"Well, if I don't tell Olive, then you must leave me here," said Verena,
stopping in the path and putting out a hand of farewell.
"I don't understand. What has that to do with it? Besides I thought you
said you _must_ tell," Ransom added. In playing with the subject this
way, in enjoying her visible hesitation, he was slightly conscious of a
man's brutality--of being pushed by an impulse to test her good-nature,
which seemed to have no limit. It showed no sign of perturbation as she
answered:
"Well, I want to be free--to do as I think best. And, if there is a
chance of my keeping it back, there mustn't be anything more--there must
not, Mr. Ransom, really."
"Anything more? Why, what are you afraid there will be--if I should
simply walk home with you?"
"I must go alone, I must hurry back to mother," she said, for all reply.
And she again put out her hand, which he had not taken before.
Of course he took it now, and even held it a moment; he didn't like
being dismissed, and was thinking of pretexts to linger. "Miss Birdseye
said you would convert me, but you haven't yet," it came into his head
to say.
"You can't tell yet; wait a little. My influence is peculiar; it
sometimes comes out a long time afterwards!" This speech, on Verena's
part, was evidently perfunctory, and the grandeur of her self-reference
jocular; she was much more serious when she went on quickly, "Do you
mean to say Miss Birdseye promised you that?"

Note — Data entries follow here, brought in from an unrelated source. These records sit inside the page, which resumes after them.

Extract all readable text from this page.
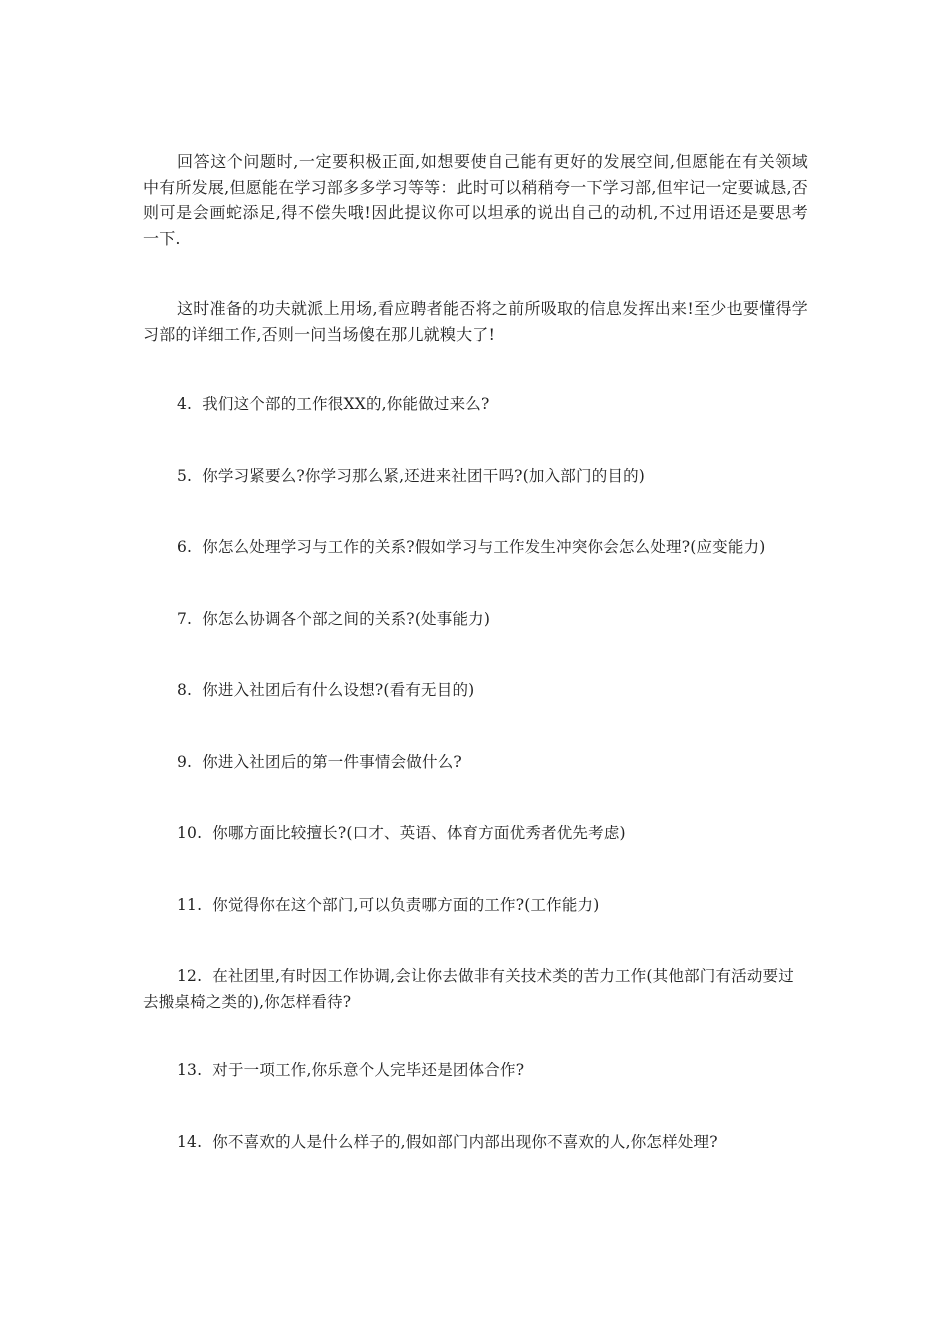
回答这个问题时,一定要积极正面,如想要使自己能有更好的发展空间,但愿能在有关领域中有所发展,但愿能在学习部多多学习等等：此时可以稍稍夸一下学习部,但牢记一定要诚恳,否则可是会画蛇添足,得不偿失哦!因此提议你可以坦承的说出自己的动机,不过用语还是要思考一下.

这时准备的功夫就派上用场,看应聘者能否将之前所吸取的信息发挥出来!至少也要懂得学习部的详细工作,否则一问当场傻在那儿就糗大了!

4. 我们这个部的工作很XX的,你能做过来么?

5. 你学习紧要么?你学习那么紧,还进来社团干吗?(加入部门的目的)

6. 你怎么处理学习与工作的关系?假如学习与工作发生冲突你会怎么处理?(应变能力)

7. 你怎么协调各个部之间的关系?(处事能力)

8. 你进入社团后有什么设想?(看有无目的)

9. 你进入社团后的第一件事情会做什么?

10. 你哪方面比较擅长?(口才、英语、体育方面优秀者优先考虑)

11. 你觉得你在这个部门,可以负责哪方面的工作?(工作能力)

12. 在社团里,有时因工作协调,会让你去做非有关技术类的苦力工作(其他部门有活动要过去搬桌椅之类的),你怎样看待?

13. 对于一项工作,你乐意个人完毕还是团体合作?

14. 你不喜欢的人是什么样子的,假如部门内部出现你不喜欢的人,你怎样处理?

"Oh yes. Talk about influence! you should have seen the influence I
obtained over her."
"Well, what good will it do, if I'm going to tell Olive about your
visit?"
"Well, you see, I think she hopes you won't. She believes you are going
to convert me privately--so that I shall blaze forth, suddenly, out of
the darkness of Mississippi, as a first-class proselyte: very effective
and dramatic."
Verena struck Basil Ransom as constantly simple, but there were moments
when her candour seemed to him preternatural. "If I thought that would
be the effect, I might make an exception," she remarked, speaking as if
such a result were, after all, possible.
"Oh, Miss Tarrant, you will convert me enough, any way," said the young
man.
"Enough? What do you mean by enough?"
"Enough to make me terribly unhappy."
She looked at him a moment, evidently not understanding; but she tossed
him a retort at a venture, turned away, and took her course homeward.